On Tue, Oct 6, 2009 at 6:59 PM, lee <l...@yun.yagibdah.de> wrote:
>
> And nvidia-kernel-common:
>
>
> "This package contains files shared between NVIDIA module packages."

Common refers essentially to support files., You should install the
package, but it's not dependent on the driver or the version of the
kernel.

> nvidia-kernel-source:
>
>
> "This package builds the NVIDIA Xorg binary kernel module needed by
> nvidia-glx."

For whatever kernel you have. It's tied to the specific release of the
driver version, whatever that may be from testing/unstable. Since it
is source, after you do a module-assistant auto-install, it'll compile
that driver for the kernel you have. Since you have a non-standard
kernel, there might be problems, but then again there may not be.

> I don't know about vdpaul --- is that included in the nvidia
> installer?

vdpau is something that's special to some higher-end nvidia cards. You
may not need that, depending on what card you have.

The link here [1] itemizes supported cards.


> Why are the package descriptions so poor, and why can't there just be
> one package you install?

It would be nice, but essentially you need three components,
nvidia-glx, nvidia-common and nvidia-kernel-source. The first and
third have to match as far as the driver revision, otherwise you get
nasty messages from X. One of these should autoinstall nvidia-common
since it may be dependent on the other two. But it's been sometime
since I messed with nvidia (now using on board Intel graphics).




> Since my card isn't even supported in testing, I'd have to get those
> packages from unstable. I've tried using packages from unstable a
> couple times, but the results haven't been good.

Using pinning and judicious use of aptitude install <package> -t
unstable when only necessary should make things easier. There have
been occasions when I needed the nvidia driver from (then) unstable.
This was over a year ago when I was using an nvidia card on an old 32
bit system. Once it worked like a charm, the other time I found that
the driver update had (wrongly) decided to include support for
instructions that my processor did not support (movaps/movups).
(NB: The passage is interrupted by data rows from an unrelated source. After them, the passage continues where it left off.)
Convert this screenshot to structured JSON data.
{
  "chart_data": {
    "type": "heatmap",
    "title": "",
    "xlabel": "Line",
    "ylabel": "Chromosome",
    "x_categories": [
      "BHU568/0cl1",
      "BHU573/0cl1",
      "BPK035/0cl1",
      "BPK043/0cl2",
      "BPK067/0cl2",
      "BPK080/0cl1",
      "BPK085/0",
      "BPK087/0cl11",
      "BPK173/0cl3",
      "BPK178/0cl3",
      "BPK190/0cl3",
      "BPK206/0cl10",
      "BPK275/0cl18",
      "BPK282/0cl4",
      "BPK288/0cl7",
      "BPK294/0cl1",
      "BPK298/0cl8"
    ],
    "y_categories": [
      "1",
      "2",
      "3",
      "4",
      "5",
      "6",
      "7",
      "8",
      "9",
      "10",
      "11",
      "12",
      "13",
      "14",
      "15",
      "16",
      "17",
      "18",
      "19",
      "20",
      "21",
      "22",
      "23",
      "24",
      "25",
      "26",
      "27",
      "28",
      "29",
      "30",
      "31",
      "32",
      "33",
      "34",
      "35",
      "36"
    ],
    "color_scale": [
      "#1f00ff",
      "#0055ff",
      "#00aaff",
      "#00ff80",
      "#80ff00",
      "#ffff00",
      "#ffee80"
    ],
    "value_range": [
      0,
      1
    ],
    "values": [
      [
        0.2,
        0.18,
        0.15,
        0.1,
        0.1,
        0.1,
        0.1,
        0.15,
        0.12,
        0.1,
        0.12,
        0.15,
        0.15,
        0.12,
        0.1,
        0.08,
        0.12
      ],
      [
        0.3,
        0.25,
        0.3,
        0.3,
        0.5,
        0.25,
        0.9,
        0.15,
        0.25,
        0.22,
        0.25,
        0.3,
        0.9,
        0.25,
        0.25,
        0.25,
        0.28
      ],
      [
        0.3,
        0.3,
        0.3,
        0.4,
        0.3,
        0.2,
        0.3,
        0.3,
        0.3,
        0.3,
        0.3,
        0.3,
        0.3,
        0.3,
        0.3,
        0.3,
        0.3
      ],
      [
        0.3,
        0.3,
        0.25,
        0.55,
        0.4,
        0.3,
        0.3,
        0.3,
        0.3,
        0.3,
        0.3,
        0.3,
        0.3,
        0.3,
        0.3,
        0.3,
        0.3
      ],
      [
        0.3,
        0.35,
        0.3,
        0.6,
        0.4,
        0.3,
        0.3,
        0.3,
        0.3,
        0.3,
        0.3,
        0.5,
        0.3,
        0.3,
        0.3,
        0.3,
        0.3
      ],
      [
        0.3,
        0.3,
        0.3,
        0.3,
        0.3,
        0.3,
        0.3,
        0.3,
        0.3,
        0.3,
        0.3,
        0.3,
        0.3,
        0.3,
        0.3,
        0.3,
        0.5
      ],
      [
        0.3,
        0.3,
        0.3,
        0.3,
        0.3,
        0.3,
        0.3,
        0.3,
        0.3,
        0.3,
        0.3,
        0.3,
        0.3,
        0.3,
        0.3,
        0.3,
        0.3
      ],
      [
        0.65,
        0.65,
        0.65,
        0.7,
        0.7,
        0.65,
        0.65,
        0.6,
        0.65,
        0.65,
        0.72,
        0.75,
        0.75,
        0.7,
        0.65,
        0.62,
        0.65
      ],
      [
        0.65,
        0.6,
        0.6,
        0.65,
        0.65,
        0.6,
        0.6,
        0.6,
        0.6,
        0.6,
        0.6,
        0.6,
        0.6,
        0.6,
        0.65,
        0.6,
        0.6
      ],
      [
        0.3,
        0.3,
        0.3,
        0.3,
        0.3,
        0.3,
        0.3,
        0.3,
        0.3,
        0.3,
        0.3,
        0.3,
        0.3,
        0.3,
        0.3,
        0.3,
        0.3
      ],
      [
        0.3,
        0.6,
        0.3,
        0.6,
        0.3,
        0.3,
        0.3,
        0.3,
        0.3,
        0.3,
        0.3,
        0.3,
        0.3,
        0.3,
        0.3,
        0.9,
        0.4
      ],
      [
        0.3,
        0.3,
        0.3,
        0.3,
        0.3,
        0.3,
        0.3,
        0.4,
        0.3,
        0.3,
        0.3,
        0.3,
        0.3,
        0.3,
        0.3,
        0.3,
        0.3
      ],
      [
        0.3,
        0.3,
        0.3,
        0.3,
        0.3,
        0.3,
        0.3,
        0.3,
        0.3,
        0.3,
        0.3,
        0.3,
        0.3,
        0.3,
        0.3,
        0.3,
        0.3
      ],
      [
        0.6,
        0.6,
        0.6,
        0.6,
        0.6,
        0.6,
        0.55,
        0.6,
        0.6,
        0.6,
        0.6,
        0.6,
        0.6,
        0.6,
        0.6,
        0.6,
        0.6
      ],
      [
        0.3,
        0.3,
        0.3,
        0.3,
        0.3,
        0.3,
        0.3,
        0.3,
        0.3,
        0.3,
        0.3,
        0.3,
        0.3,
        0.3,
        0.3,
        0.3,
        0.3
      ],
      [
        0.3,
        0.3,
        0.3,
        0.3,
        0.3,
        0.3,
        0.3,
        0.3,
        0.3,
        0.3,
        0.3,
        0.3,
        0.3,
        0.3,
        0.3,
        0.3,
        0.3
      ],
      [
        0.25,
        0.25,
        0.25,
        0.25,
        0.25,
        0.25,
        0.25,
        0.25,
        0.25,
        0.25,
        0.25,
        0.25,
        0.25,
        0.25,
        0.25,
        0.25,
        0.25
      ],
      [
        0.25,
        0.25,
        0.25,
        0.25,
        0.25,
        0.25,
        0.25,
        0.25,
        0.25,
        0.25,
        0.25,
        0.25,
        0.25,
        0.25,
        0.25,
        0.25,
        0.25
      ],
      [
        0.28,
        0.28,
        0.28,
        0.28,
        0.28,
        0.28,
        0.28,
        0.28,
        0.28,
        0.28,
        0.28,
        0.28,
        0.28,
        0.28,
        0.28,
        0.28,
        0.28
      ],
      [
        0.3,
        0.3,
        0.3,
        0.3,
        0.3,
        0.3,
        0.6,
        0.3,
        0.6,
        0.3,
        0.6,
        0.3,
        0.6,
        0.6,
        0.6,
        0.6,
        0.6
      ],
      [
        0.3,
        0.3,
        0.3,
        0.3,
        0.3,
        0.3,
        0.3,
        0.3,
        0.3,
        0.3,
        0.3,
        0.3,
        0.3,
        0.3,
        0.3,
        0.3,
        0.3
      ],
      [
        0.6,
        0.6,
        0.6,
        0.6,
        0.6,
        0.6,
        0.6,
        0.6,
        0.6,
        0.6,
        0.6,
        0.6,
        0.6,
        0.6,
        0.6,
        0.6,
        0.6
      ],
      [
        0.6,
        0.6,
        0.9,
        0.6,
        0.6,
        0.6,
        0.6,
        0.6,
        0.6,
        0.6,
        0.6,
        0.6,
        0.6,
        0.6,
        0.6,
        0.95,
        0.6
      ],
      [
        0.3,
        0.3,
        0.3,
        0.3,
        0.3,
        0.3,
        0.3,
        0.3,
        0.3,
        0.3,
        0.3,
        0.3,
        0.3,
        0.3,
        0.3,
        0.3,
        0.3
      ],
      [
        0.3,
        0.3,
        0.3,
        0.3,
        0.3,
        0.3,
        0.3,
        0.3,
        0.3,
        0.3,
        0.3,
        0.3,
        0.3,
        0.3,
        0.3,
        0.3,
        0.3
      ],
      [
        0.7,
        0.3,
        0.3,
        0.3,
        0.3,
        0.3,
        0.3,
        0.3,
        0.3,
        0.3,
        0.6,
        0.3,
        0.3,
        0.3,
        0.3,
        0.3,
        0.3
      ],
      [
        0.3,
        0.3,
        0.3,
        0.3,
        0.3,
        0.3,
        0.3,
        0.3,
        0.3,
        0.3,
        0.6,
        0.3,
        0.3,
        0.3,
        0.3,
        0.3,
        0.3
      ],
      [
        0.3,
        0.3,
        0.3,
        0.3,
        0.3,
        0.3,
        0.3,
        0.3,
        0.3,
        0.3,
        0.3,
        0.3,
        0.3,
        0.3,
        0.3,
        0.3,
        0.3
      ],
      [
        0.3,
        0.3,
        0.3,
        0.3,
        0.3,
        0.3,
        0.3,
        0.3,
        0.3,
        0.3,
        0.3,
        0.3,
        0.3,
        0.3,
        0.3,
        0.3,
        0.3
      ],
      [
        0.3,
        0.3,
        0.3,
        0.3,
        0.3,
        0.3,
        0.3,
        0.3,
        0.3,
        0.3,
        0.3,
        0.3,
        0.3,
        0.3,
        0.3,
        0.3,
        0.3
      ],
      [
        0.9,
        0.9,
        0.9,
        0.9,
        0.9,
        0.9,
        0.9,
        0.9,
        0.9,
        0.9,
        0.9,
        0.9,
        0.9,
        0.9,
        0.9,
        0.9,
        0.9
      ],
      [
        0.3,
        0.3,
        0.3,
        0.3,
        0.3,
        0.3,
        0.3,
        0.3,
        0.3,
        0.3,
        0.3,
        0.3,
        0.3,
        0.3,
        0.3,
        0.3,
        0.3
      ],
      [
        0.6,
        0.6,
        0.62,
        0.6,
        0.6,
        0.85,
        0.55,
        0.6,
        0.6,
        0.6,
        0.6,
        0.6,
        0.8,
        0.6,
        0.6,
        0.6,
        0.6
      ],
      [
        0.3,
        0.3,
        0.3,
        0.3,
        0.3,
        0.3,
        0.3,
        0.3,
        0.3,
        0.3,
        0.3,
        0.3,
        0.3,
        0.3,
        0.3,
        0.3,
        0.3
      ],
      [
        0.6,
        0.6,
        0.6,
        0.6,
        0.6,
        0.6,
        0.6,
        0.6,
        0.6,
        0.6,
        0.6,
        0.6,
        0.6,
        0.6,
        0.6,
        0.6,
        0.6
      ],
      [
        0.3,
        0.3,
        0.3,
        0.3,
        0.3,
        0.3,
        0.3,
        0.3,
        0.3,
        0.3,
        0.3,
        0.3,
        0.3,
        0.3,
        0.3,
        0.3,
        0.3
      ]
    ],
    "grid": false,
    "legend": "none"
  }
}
Turns
out that the driver was compiled this way, and the only recourse to
get it to work was to downgrade the package to the prior version.
Since I now have an amd64 I can put such frustration behind me, but
it's bitten me before several times. (My prior cpu was an Athlon
Tbird/1000 which had some support for mmx/3dnow, but assumptions were
made occasionally that said basically any modern 386 based system
would support these instructions, and support for them only arrived in
later versions of the AMD platform.)

And it was with some other distributions at well.

-- 
thanks for letting me change the magnetic patterns on your hard disk.